JBS and BRF took out advertisements in Brazilian newspapers
over the weekend to defend their practices, and condemn the alleged corruption,
which Mr Temer said was seeing "only" 33 inspectors investigated, out of a
total of 11,000.
'Stuff of PR
However, at Commonwealth Bank of Australia, Tobin Gorey said
that the "reports of rotten and chemically adulterated meat being sold in
domestic and export markets is the stuff of PR nightmares.
"The scandal could cause large and lasting reputational
damage to the world's largest beef and poultry exporter," which had only last
year regained access in beef to the US market, after 17 years of negotiations.
Brazil's "$12bn meat export industry is clearly now plunged
into a period of uncertainty".
Indeed, one major question mark over how long import
restrictions introduced by the likes of China last, with analysts at Bradesco
BBI, in a note saying that BRF could lose 15% of its ebitda to the scandal,
flagging the potential for curbs of up to six months.
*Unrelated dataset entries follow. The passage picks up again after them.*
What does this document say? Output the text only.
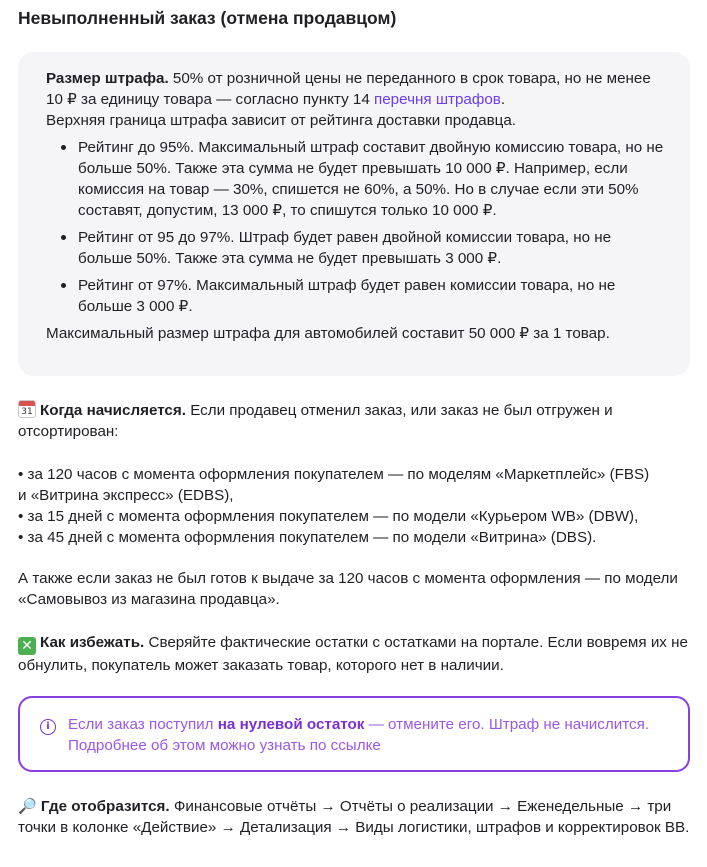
Невыполненный заказ (отмена продавцом)

Размер штрафа. 50% от розничной цены не переданного в срок товара, но не менее 10 ₽ за единицу товара — согласно пункту 14 перечня штрафов.

Верхняя граница штрафа зависит от рейтинга доставки продавца.

Рейтинг до 95%. Максимальный штраф составит двойную комиссию товара, но не больше 50%. Также эта сумма не будет превышать 10 000 ₽. Например, если комиссия на товар — 30%, спишется не 60%, а 50%. Но в случае если эти 50% составят, допустим, 13 000 ₽, то спишутся только 10 000 ₽.
Рейтинг от 95 до 97%. Штраф будет равен двойной комиссии товара, но не больше 50%. Также эта сумма не будет превышать 3 000 ₽.
Рейтинг от 97%. Максимальный штраф будет равен комиссии товара, но не больше 3 000 ₽.

Максимальный размер штрафа для автомобилей составит 50 000 ₽ за 1 товар.

31 Когда начисляется. Если продавец отменил заказ, или заказ не был отгружен и отсортирован:

• за 120 часов с момента оформления покупателем — по моделям «Маркетплейс» (FBS)
и «Витрина экспресс» (EDBS),
• за 15 дней с момента оформления покупателем — по модели «Курьером WB» (DBW),
• за 45 дней с момента оформления покупателем — по модели «Витрина» (DBS).

А также если заказ не был готов к выдаче за 120 часов с момента оформления — по модели «Самовывоз из магазина продавца».

✕ Как избежать. Сверяйте фактические остатки с остатками на портале. Если вовремя их не обнулить, покупатель может заказать товар, которого нет в наличии.

i	Если заказ поступил на нулевой остаток — отмените его. Штраф не начислится. Подробнее об этом можно узнать по ссылке

🔎 Где отобразится. Финансовые отчёты → Отчёты о реализации → Еженедельные → три точки в колонке «Действие» → Детализация → Виды логистики, штрафов и корректировок ВВ.
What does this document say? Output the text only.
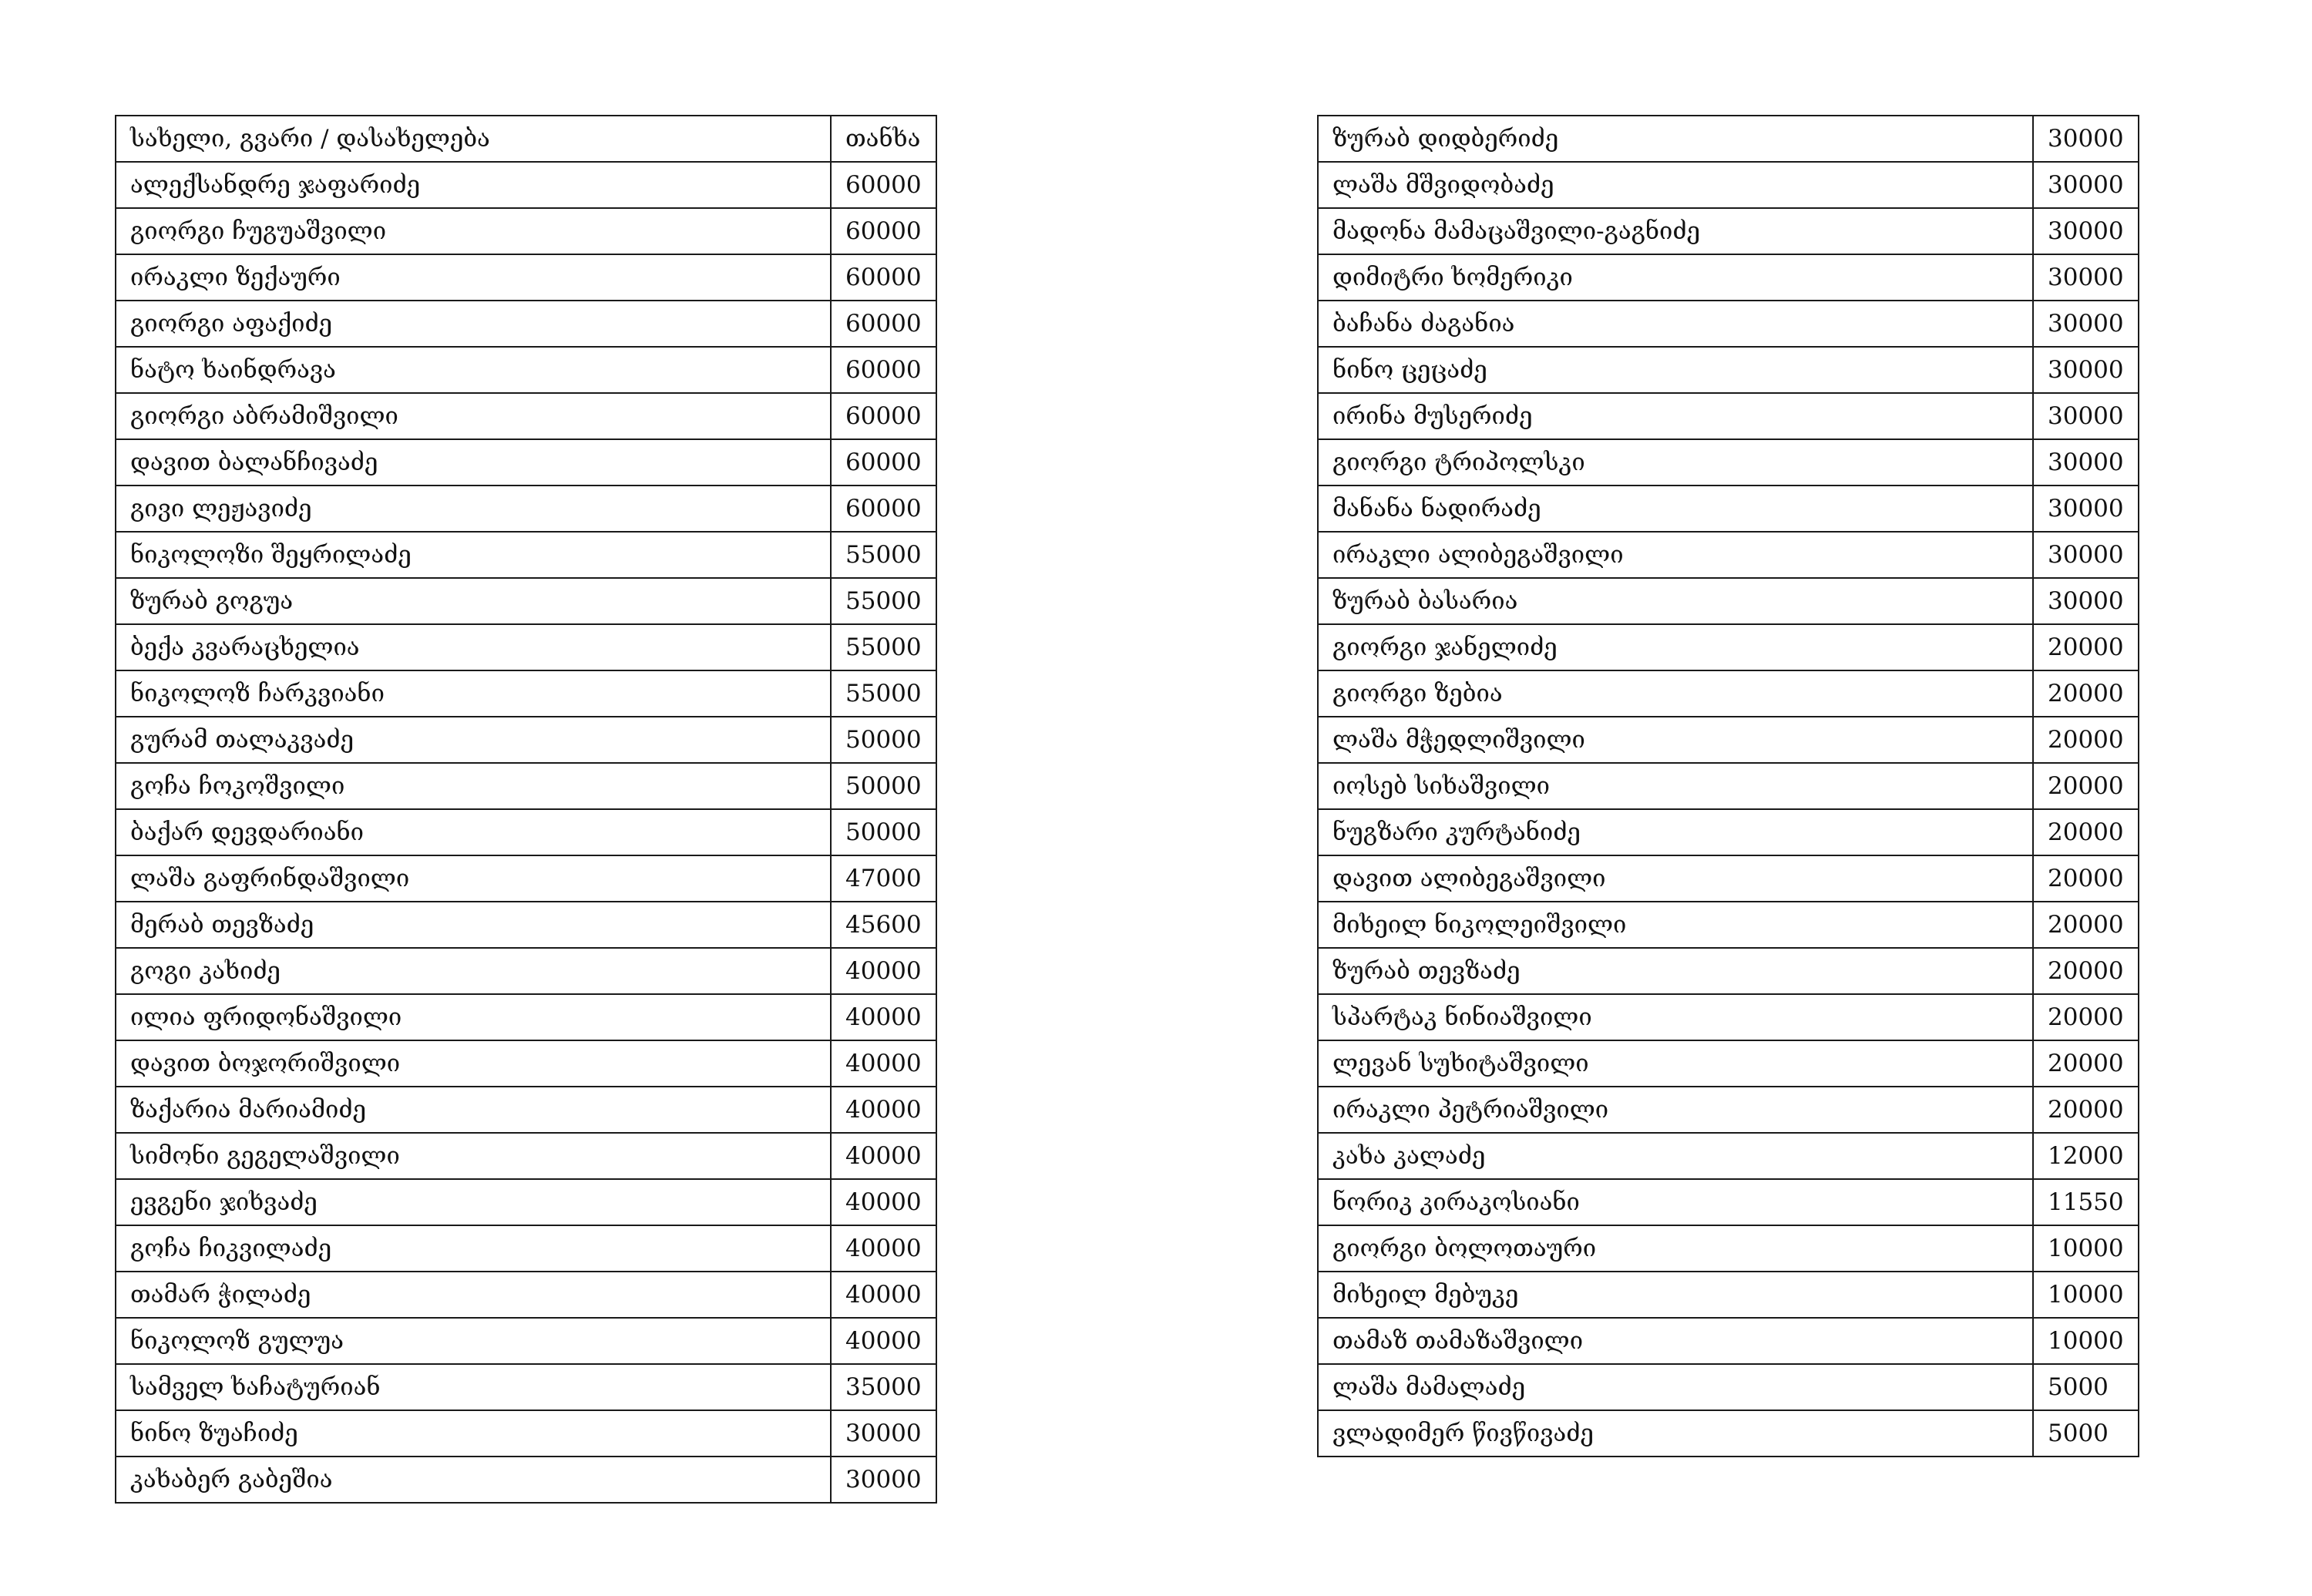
სახელი, გვარი / დასახელება	თანხა
ალექსანდრე ჯაფარიძე	60000
გიორგი ჩუგუაშვილი	60000
ირაკლი ზექაური	60000
გიორგი აფაქიძე	60000
ნატო ხაინდრავა	60000
გიორგი აბრამიშვილი	60000
დავით ბალანჩივაძე	60000
გივი ლეჟავიძე	60000
ნიკოლოზი შეყრილაძე	55000
ზურაბ გოგუა	55000
ბექა კვარაცხელია	55000
ნიკოლოზ ჩარკვიანი	55000
გურამ თალაკვაძე	50000
გოჩა ჩოკოშვილი	50000
ბაქარ დევდარიანი	50000
ლაშა გაფრინდაშვილი	47000
მერაბ თევზაძე	45600
გოგი კახიძე	40000
ილია ფრიდონაშვილი	40000
დავით ბოჯორიშვილი	40000
ზაქარია მარიამიძე	40000
სიმონი გეგელაშვილი	40000
ევგენი ჯიხვაძე	40000
გოჩა ჩიკვილაძე	40000
თამარ ჭილაძე	40000
ნიკოლოზ გულუა	40000
სამველ ხაჩატურიან	35000
ნინო ზუაჩიძე	30000
კახაბერ გაბეშია	30000
ზურაბ დიდბერიძე	30000
ლაშა მშვიდობაძე	30000
მადონა მამაცაშვილი-გაგნიძე	30000
დიმიტრი ხომერიკი	30000
ბაჩანა ძაგანია	30000
ნინო ცეცაძე	30000
ირინა მუსერიძე	30000
გიორგი ტრიპოლსკი	30000
მანანა ნადირაძე	30000
ირაკლი ალიბეგაშვილი	30000
ზურაბ ბასარია	30000
გიორგი ჯანელიძე	20000
გიორგი ზებია	20000
ლაშა მჭედლიშვილი	20000
იოსებ სიხაშვილი	20000
ნუგზარი კურტანიძე	20000
დავით ალიბეგაშვილი	20000
მიხეილ ნიკოლეიშვილი	20000
ზურაბ თევზაძე	20000
სპარტაკ ნინიაშვილი	20000
ლევან სუხიტაშვილი	20000
ირაკლი პეტრიაშვილი	20000
კახა კალაძე	12000
ნორიკ კირაკოსიანი	11550
გიორგი ბოლოთაური	10000
მიხეილ მებუკე	10000
თამაზ თამაზაშვილი	10000
ლაშა მამალაძე	5000
ვლადიმერ წივწივაძე	5000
"We expect the restriction will be limited to inventory
liquidation from local traders and other local suppliers, which takes usually
3-6 months," the bank said.
US-based Steiner Consulting that it "could be that the
Chinese decision is short lived and as Chinese officials learn more about the
may opt to resume trade again.
"However, if the scandal in Brazil deeps and reveals wider
cracks in its food inspection
regime, China may opt for a longer lasting policy."
Uruguay, Australia to
pick up trade?
Countries likely to gain from the curbs include Uruguay, the
second-ranked exporter to China last year, with a 27% share, and Australia, which
was responsible for 19% of shipments.
In chicken, China relied on Brazil for 86% of imports last
year, with Argentina responsible for 9% and Chile and Poland other major
origins, although, as stated above, rumours of China suspending purchases of
the meat from Brazil remain unconfirmed.